As aforementioned, both ERRα and PPARγ are involved in tumour development. Specifically, they were reported in studies on hormone-dependent tumours (endometrial, ovarian, breast and prostate cancer) and hormone-independent tumours (lung and colon cancer) (Fig. 2). Using R programming language (version 3.6.3; http://www.r-project.org/), based on The Cancer Genome Atlas database (https://portal.gdc.cancer.gov/), Pearson's correlation analysis was performed. It was found that ERRα expression was weakly positively correlated with PPARγ expression (correlation, r=0.16, P<0.01; Fig. 3). Using bioinformatics analysis, based on the Search Tool for the Retrieval of Interacting Genes database (97), the co-expression analysis revealed that ERRα and PPARγ have a co-expression relationship (Fig. 4), suggesting that the two genes may have several similar functions. The protein-protein interaction network (http://string-db.org/cgi/input.pl) between ERRα and PPARγ showed that ERRα and PPARγ proteins interacted with nuclear receptor coactivator 1, histone acetyltransferase p300, CREB-binding protein, leptin, adiponectin receptor protein 1, CCAAT/enhancer-binding protein b and fatty acid-binding protein adipocyte. Searching UniProt database (https://www.uniprot.org/) and GeneCards database (https://www.genecards.org/), it was found that these interacting proteins are involved in the activation of gene transcription, the modification of transcription factors and cellular energy metabolism (Fig. 5).
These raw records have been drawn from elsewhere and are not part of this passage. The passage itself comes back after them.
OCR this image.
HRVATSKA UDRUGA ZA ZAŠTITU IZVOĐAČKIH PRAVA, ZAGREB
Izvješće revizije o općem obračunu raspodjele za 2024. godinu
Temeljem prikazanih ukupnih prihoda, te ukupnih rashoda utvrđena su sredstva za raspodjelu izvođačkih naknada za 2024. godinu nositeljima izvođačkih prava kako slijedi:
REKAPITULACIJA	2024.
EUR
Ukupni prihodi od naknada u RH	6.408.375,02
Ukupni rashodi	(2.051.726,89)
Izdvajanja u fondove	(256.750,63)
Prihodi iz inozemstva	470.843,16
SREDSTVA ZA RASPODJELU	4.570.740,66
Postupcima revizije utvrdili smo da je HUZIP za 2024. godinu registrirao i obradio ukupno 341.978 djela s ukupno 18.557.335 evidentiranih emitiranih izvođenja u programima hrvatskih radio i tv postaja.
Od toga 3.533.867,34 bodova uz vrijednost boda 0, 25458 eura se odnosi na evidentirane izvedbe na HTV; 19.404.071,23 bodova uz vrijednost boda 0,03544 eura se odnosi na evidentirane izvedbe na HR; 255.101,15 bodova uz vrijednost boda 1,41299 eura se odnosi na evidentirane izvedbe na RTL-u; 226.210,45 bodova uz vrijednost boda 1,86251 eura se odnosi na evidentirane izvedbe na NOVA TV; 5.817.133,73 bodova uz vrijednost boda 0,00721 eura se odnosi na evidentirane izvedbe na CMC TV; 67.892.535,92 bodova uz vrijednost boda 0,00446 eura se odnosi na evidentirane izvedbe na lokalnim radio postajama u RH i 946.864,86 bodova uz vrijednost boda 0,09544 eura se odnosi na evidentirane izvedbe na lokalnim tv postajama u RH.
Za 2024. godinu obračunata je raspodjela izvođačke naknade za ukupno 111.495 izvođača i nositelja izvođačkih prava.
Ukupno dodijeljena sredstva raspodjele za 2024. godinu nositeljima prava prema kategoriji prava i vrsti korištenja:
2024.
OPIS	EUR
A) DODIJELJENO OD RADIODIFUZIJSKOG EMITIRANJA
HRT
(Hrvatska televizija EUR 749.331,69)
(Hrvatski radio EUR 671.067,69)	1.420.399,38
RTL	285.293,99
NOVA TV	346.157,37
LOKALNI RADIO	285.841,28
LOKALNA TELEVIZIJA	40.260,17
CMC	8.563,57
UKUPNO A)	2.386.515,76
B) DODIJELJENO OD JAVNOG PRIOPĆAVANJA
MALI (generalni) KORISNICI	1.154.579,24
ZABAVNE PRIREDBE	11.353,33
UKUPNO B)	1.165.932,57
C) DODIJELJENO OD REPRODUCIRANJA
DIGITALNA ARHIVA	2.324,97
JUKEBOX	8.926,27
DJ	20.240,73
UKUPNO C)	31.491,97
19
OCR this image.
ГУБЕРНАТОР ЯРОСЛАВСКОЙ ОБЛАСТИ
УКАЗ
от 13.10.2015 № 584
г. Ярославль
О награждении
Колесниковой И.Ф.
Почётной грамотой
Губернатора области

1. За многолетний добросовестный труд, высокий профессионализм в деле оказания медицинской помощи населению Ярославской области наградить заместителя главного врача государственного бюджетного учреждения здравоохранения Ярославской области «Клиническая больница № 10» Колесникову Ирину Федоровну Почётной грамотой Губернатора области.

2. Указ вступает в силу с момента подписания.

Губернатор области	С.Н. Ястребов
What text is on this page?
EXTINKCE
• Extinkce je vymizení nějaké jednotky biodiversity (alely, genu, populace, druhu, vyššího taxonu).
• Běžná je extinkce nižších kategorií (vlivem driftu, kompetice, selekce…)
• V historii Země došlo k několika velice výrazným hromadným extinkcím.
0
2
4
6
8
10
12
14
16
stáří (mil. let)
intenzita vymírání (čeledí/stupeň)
To date, there are very few studies involving both ERRα and PPARγ. A previous study demonstrated that ERRα knockout with small interfering RNA resulted in decreased PPARγ expression levels in 3T3-L1 pre-adipocytes (98). Studies have also reported that PPREs are present at the ERRα promoter, and PPRE was the PPAR response element (49). A previous study revealed that rosiglitazone, as a PPARγ agonist, could induce the expression of ERRα after activating the expression of PPARγ, thus enhancing mitochondrial biogenesis and osteoclast function (49). Therefore, it can be hypothesized that there is an association between ERRα and PPARγ expression. However, further studies are required to verify and clarify this association.

In previous years, studies on ERRα, PPARγ and tumorigenesis were gradually applied to clinical diagnosis and treatment. In diseases that have been extensively studied, such as ovarian and breast cancer, ERRα is generally considered to be a factor closely related to the poor prognosis of tumours, and hence is also considered to be a potential target for tumour therapy. Meanwhile, PPARγ expression in tumours varies, and the relationship between PPARγ and tumour prognosis is yet to be determined. In metabolic diseases that have been comprehensively studied, such as diabetes, PPARγ has become an important therapeutic target (99). ERRα is also closely related to numerous metabolic diseases. Currently, thiazolidinediones, as PPARγ agonists, have been used in the clinical treatment of metabolic syndromes, and they are expected to play an important role in the treatment of inflammation and tumours (100–102).

However, there are few reports concerning the association between ERRα and PPARγ, the underlying mechanism of their interaction and their combined role in diseases. ERRα and PPARγ are related to a number of diseases, and both act as transcription factors that regulate cellular metabolic functions. Studying the relationship between ERRα and PPARγ could help to further understand the progress of certain diseases and will be useful for drug research. In addition, researches on new drugs for the ERRs have been reported (103), and thus it may be possible to develop ERRα and PPARγ dual-targeted drugs to provide further insight into the treatment of diseases.